I valued feminism precisely for the following reason. Women were not being treated fairly primarily because of their gender thus suffering financial hardships. They were also treated as second class citizens in many ways . I fought that fight right along side them. But now, feminism has changed from being a movement about fighting for equal rights in the workplace and being treated with equal dignity, into defying the traditional role Judaism defines for women. That is clearly what one particular session Mrs. Lichtman attended promoted:
One of the sessions I attended at the JOFA conference addressed the topic of kiddushin, or Jewish betrothal, and possible alternatives to the traditional marriage process. Kiddushin, as the speakers explained, is in actuality the legal process of a man acquiring a wife; in the Gemara, her acquisition is compared to the purchase of land.
From a modern perspective, of course, this is sexist. Try telling a bride today that her marriage is an overpriced legal transaction wherein her husband is purchasing the right to have intercourse with her; this is far from the romantic ceremony of love and dedication that we have come to understand a wedding to be.
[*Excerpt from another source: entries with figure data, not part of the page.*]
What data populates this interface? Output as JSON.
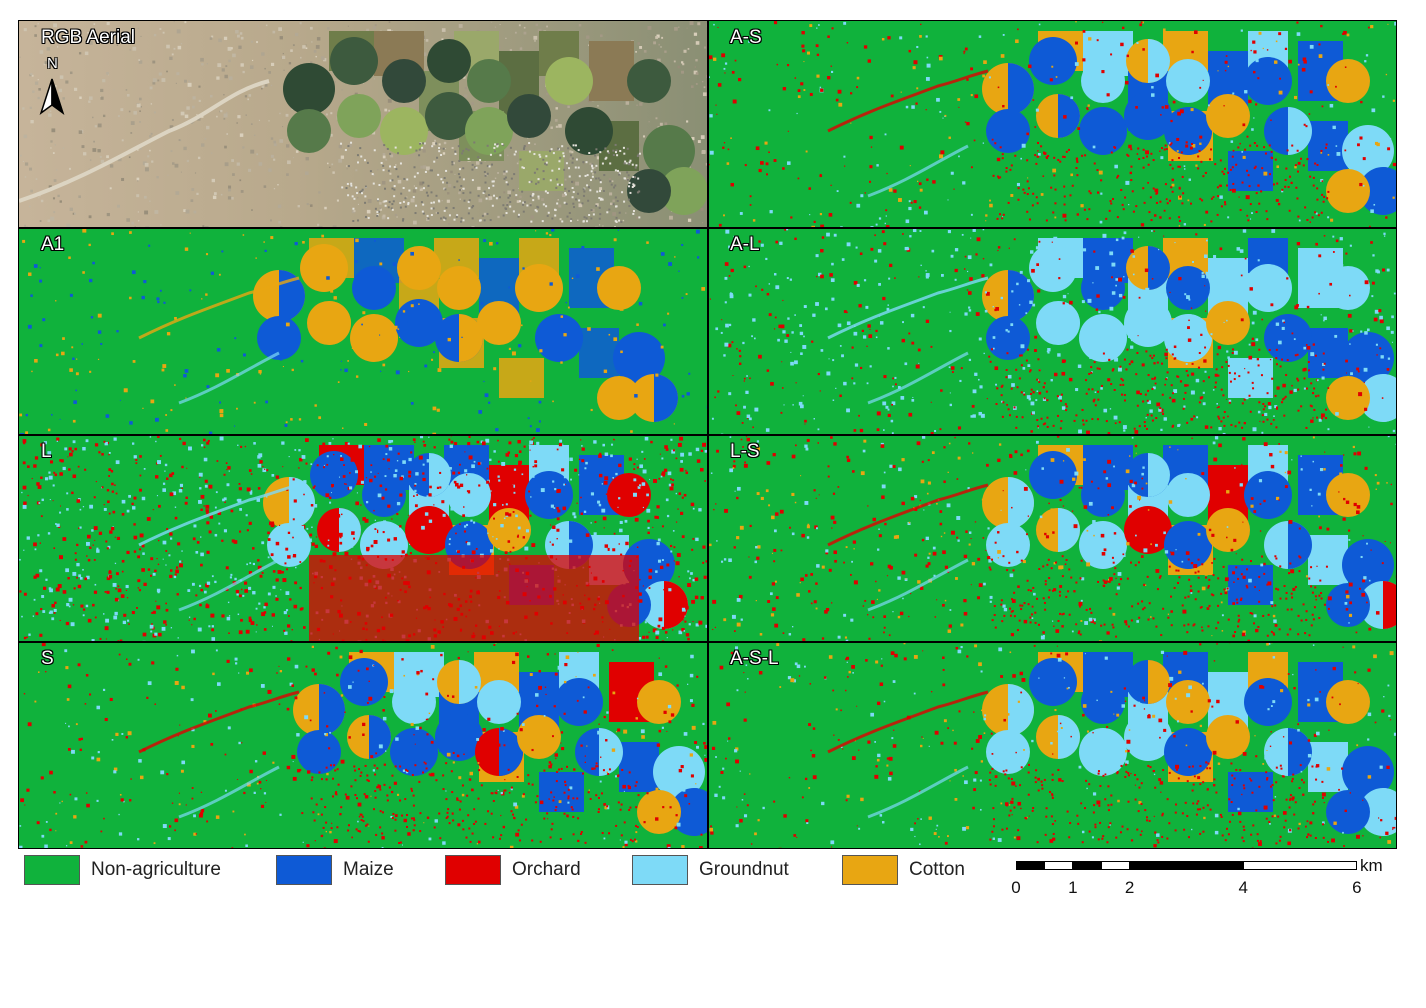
{
  "panels": [
    {
      "id": "rgb",
      "label": "RGB Aerial",
      "kind": "aerial"
    },
    {
      "id": "a-s",
      "label": "A-S",
      "kind": "class",
      "variant": "as"
    },
    {
      "id": "a1",
      "label": "A1",
      "kind": "class",
      "variant": "a1"
    },
    {
      "id": "a-l",
      "label": "A-L",
      "kind": "class",
      "variant": "al"
    },
    {
      "id": "l",
      "label": "L",
      "kind": "class",
      "variant": "l"
    },
    {
      "id": "l-s",
      "label": "L-S",
      "kind": "class",
      "variant": "ls"
    },
    {
      "id": "s",
      "label": "S",
      "kind": "class",
      "variant": "s"
    },
    {
      "id": "a-s-l",
      "label": "A-S-L",
      "kind": "class",
      "variant": "asl"
    }
  ],
  "north": {
    "label": "N"
  },
  "legend": [
    {
      "label": "Non-agriculture",
      "color": "#10b23c"
    },
    {
      "label": "Maize",
      "color": "#0e5ad6"
    },
    {
      "label": "Orchard",
      "color": "#e00000"
    },
    {
      "label": "Groundnut",
      "color": "#7edaf7"
    },
    {
      "label": "Cotton",
      "color": "#e8a612"
    }
  ],
  "scale_bar": {
    "unit": "km",
    "ticks": [
      "0",
      "1",
      "2",
      "4",
      "6"
    ]
  }
}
The presenters, under this assumption of sexism, proposed a variety of ways to enact a halachic marriage without the inclusion of a one-way purchase.
First, this is an inaccurate description of what Kiddushin is all about. Women are not considered the same as land to be purchased by a man in the same way. That we refer to Kiddushin as a Kinyan (acquisition) does not mean we mean a woman becomes the possession of her husband. Kiddushin is more about what the root of that Hebrew word is: Kodesh. It is about sanctifying the relationship; making it holy; a union blessed by God. I don’t know why the Gemarah used the word Kinayn in its discussions of betrothal. But it is definitely not about possessing your wife!
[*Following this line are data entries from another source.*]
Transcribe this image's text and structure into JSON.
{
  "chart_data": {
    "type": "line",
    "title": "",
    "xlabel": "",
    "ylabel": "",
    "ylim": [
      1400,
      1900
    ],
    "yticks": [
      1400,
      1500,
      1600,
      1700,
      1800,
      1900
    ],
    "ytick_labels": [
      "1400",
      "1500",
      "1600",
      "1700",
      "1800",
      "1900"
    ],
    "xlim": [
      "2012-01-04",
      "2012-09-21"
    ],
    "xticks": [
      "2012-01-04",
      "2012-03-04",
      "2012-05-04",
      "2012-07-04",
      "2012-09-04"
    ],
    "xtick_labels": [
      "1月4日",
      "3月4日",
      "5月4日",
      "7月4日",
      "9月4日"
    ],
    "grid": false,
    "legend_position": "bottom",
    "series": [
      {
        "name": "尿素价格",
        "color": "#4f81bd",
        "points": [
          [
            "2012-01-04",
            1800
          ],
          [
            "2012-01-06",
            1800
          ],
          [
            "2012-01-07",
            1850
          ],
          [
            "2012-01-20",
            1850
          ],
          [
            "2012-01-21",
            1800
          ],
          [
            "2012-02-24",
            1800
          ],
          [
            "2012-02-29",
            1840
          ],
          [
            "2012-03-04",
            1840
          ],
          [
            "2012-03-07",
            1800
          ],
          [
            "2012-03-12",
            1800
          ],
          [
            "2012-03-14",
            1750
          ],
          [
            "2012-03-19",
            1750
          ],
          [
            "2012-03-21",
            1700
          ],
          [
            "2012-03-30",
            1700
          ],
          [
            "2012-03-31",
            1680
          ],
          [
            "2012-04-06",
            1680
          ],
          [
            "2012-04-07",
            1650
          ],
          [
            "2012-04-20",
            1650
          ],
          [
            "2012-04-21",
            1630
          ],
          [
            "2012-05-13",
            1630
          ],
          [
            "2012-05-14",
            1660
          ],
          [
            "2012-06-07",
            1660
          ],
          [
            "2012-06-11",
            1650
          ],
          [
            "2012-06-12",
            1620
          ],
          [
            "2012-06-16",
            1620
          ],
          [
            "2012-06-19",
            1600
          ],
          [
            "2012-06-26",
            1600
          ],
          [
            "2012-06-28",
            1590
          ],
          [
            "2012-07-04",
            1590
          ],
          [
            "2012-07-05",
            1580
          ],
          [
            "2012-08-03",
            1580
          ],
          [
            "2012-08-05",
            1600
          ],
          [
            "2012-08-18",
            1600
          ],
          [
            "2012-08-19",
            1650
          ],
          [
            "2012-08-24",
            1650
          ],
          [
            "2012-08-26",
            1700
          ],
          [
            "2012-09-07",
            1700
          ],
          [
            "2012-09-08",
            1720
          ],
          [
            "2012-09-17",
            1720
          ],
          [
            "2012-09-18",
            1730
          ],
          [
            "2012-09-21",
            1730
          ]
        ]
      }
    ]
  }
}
During that particular session Mrs. Lichtman thought back to her wedding day – which was very traditional... and started contemplating the Halachic aspects of her ceremony. It occurred to her that everyone she knew got married that way and wondered if she was a fool for not recognizing the chauvinism inherent in it. Was she a self hating woman, she wondered?
She also started wondering whether her Orthodoxy in Judaism contradicted her Orthodoxy as a feminist.Was there some cognitive dissonance about this? She did not find answers to her questions at the conference.
How sad it is to put the kinds of doubts in the mind of a woman that was essentially happy with both her role in Judaism and her strong feminist ideals.
Does JOFA really perform a public service for women by expanding the definition of feminism into the realm of Orthodox Judaism? Is fighting to change traditional customs at a wedding in order to make it more egalitarian worth destroying the self image of women that heretofore felt good about themselves as both women and Jews? Many of whom supported the original goals of feminism as I did. I don’t think so.